Conviene recordar que su gobierno indultó a Juana Rivas, la falsa madre coraje que pidió a la justicia que archivara el caso de los presuntos abusos sexuales a uno de sus hijos -según publicó El Mundo-, que habían sido denunciados después de que pasara unos días con su madre. El mismo Ejecutivo también concedió el perdón a María Sevilla, la presidenta de Infancia Libre, condenada por sustracción de menores. ¿Alguien de verdad espera que Montero y su tropa condenen el crimen de cualquier mujer? ¿Acaso todavía hay ciudadanos que consideran que la ideología radical de esta gente está supeditada al Estado de derecho y a la razón? A sabiendas de esto, en casos como el de Olivia sería mejor no mirarlas para no perjudicar más a las víctimas.
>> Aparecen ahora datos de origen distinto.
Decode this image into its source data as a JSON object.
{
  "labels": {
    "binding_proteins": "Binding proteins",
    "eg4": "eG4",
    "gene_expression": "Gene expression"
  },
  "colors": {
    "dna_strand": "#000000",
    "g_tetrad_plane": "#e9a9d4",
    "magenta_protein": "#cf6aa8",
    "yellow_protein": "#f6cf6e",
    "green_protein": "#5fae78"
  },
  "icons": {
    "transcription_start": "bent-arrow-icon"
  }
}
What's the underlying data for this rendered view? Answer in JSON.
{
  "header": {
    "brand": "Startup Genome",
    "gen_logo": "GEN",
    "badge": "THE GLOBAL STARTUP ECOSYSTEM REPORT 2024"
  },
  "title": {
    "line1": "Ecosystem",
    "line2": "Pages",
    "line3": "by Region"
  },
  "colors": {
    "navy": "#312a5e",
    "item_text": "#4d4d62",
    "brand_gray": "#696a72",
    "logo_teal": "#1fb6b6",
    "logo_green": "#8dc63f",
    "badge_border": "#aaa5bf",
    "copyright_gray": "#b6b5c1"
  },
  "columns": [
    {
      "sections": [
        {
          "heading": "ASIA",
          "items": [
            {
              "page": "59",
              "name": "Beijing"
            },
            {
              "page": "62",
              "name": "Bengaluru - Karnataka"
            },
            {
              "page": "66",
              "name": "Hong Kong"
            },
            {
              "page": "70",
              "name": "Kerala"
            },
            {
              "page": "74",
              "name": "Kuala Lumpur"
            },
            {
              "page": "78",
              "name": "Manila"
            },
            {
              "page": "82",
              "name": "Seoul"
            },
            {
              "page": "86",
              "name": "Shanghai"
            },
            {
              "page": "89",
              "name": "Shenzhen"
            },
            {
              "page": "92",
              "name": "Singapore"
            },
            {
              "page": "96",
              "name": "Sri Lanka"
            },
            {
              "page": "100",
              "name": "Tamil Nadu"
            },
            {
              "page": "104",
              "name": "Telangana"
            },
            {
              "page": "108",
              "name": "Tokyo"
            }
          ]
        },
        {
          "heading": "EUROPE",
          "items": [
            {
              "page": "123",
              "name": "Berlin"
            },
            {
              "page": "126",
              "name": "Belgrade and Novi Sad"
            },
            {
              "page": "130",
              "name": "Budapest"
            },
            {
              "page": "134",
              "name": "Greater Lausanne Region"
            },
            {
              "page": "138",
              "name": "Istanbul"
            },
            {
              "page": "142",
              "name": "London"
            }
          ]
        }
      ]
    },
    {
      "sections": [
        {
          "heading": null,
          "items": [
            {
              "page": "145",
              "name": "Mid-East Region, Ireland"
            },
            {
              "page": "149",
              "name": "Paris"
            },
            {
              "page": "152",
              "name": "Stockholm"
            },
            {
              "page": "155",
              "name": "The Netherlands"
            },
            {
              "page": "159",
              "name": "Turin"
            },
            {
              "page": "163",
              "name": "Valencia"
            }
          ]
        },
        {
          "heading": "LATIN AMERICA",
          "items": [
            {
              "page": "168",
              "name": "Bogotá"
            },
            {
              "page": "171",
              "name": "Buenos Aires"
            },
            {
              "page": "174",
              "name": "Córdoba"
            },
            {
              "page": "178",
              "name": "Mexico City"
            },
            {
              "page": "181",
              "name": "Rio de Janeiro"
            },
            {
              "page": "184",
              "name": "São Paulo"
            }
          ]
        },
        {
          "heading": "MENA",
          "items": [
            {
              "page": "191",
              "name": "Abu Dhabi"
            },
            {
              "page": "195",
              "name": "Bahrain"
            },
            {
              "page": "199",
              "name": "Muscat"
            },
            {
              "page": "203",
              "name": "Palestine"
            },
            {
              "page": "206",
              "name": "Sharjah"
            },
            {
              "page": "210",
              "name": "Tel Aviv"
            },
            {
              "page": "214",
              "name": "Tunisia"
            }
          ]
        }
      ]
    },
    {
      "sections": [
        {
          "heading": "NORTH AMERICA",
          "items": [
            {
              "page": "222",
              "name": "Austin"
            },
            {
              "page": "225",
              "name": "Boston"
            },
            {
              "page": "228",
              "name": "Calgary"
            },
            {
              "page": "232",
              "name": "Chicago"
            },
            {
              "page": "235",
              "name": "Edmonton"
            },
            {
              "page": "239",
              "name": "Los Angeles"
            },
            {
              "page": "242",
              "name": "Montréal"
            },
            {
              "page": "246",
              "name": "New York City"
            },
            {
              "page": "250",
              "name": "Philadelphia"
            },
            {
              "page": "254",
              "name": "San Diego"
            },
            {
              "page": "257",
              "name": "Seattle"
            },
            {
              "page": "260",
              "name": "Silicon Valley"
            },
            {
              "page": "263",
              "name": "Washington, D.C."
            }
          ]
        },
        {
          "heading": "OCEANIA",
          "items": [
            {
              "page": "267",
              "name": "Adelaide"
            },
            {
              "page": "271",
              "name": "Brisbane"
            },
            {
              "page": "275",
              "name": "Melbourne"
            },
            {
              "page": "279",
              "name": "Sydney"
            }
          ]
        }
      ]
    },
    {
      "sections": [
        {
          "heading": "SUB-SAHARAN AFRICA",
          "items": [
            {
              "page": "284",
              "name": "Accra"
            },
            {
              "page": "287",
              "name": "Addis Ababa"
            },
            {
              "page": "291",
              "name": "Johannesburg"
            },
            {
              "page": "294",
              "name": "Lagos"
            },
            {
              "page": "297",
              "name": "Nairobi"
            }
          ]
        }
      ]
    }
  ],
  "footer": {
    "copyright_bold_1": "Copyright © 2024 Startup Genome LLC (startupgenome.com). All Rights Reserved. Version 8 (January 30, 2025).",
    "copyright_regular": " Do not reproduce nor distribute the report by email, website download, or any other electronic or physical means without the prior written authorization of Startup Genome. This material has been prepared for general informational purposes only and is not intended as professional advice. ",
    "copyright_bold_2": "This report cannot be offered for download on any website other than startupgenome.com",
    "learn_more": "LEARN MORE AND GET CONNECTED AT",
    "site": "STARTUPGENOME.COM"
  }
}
Olivia es víctima de la maldad, pero también del sistema que no la protegió. Hay niños que no mueren, pero que viven en prisiones inmerecidas. Les obligan a ver, a escuchar y a asumir la inestabilidad como algo habitual en la vida.
Porque entre manidos y estériles debates parlamentarios sobre las leyes paritarias, igualitarias e inclusivas, y entre peroratas de tertulianos de parte, resulta sorprendente cómo, en estos casos, suele evitarse la reflexión sobre la desprotección de los niños ante la maldad de sus familiares. No hay mayor síntoma de que un Estado es negligente que el asesinato de una menor cuya madre había demostrado, por acción y por omisión, que era un peligro para los suyos. Las instituciones no deben ser nunca ubicuas ni invasivas, pero cuando no actúan ante las tropelías, se convierten en protectoras de los delincuentes y apisonadoras de los vulnerables.
¿Por qué no lo hicieron en ese caso? Seguramente, el padre de la cría asesinada se lo pregunte una y otra vez estos días. Y seguramente haya jueces que tomen mil cautelas, en determinados casos, ante la posible reacción contraria de las hordas.
Todo esto es consecuencia de los fallos de cimentación del Estado de derecho, que se proyectan en los lugares donde se escriben los catecismos de los radicales; y se ejecutan en el Parlamento. Olivia es víctima de la maldad, pero también del sistema que no la protegió. Hay niños que no mueren, pero que viven en prisiones inmerecidas. Les obligan a ver, a escuchar y a asumir la inestabilidad como algo habitual en la vida. Es lamentable que se abunde tanto en la problemática de unos y otros colectivos, pero rara vez se aborde el tema sobre la infelicidad que sufren los menores por la estupidez de sus padres.